Compounds in food packaging materials - toxicological profiling of knowns and unknowns

Food contact materials (FCMs) are sources of food contamination and human chemical exposure. Some chemicals in these materials are known to cause adverse effects, but many are poorly characterized for their potential toxicological hazards making risk assessment a challenge. The aim of the project was to obtain knowledge on the potential hazards posed by chemicals present in FCMs through examining compounds with known usages or suspected of being used in these materials, namely bisphenol A (BPA), BPA analogues and fluorinated substances.

Furthermore, we developed a strategy to identify problematic compounds present in these materials. Specific focus was placed on in vitroendpoints assessing endocrine activity. BPA, five BPA analogues, and 19 fluorinated substances including fluorochemical containing technical mixtures (TMs) were investigated.

The in vitro assays included the androgen receptor (AR), estrogen receptor (ER), aryl hydrocarbon receptor, retinoic acid receptor, glucocorticoid receptor, p53, and nuclearfactor (erythroid-derived 2)-like 2 reporter gene assays, and the H295R steroidogenesis assay. The FCM strategy was a step-by-step procedure in which extracts from FCMs of paper and board were tested in vitro, active extracts were fractionated and tested in vitro, tentative identification was performed in active fractions, and tentatively identified compounds were tested in vitro and quantified in the extract.

BPA analogues generally led to similar estrogenic and antiandrogenic effects in vitro compared to BPA. However, the BPA analogue BPS caused less marked effects on most of these endpoints, but led to a more pronounced effects on progestagen levels compared to BPA. Likewise, the effects on corticoid levels in the H295R steroidogenesis assay differed between the six compounds.
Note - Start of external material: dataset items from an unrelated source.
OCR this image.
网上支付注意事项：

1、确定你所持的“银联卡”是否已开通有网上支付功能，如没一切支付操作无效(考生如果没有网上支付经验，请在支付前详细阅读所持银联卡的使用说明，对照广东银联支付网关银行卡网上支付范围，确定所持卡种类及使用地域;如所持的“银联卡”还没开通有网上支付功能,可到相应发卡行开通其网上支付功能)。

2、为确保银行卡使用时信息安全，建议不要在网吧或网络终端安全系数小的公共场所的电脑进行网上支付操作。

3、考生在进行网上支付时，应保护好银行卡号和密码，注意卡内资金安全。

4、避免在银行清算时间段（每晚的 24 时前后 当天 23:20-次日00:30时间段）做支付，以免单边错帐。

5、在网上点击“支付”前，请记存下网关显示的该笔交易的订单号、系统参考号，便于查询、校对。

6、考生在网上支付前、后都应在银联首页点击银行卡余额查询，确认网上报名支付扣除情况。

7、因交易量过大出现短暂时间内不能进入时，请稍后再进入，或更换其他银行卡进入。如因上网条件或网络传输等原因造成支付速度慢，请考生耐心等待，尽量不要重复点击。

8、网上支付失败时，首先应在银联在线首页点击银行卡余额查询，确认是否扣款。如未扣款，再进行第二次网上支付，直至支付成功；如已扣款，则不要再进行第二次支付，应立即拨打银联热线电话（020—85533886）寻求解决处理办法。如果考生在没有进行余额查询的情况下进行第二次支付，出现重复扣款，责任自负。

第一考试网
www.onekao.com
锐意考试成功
These data suggest that the tested analogues overall have similar effects on the parameters investigated, though some differed. Therefore based on the presented data, the BPA analogues may not be suitable BPA alternatives. The fluorinated chemicals exhibited endocrine activities distinct from one another, but subgroups of fluorinated chemicals had similar profiles.

Polyfluoroalkyl phosphate ester surfactants (PAPs) generally decreased progestagen and androgen levels, fluorotelomer alcohols (FTOHs) generally increased ER activity, and long-chained perfluorinated alkyl carboxylic acids (PFCAs) generally increased 17β-estradiol levels. Two TMs caused estrogenicity in vitro, whereas none of the short-chained PFCAs caused effects.

It is recommended to conduct further studies on polyfluorinated chemicals as well as TMs to obtain more information on the implications of these differences in effect. The developed FCM strategy proved useful for identifying potential problematic compounds in FCMs of paper and board. All extracts from FCMs led to effects in at least one of the applied in vitro assays and we successfully identified five causative agents in two FCMs when applying the full strategy.

It is recommended to test more FCMs of paper and board with the strategy to obtain information on other potentially problematic compounds present in these materials. The presented data overall suggest that some compounds present in FCMs or suspected of being used can exert endocrine activities in vitro, though the implications of these findings with respect to effects in humans and exposure to humans remain largely unknown.

Nevertheless, it is of concern that so many of the materials and compounds led to effects and calls for further studies to be conducted. The data obtained in this PhD can be used as a prioritization tool for these purposes.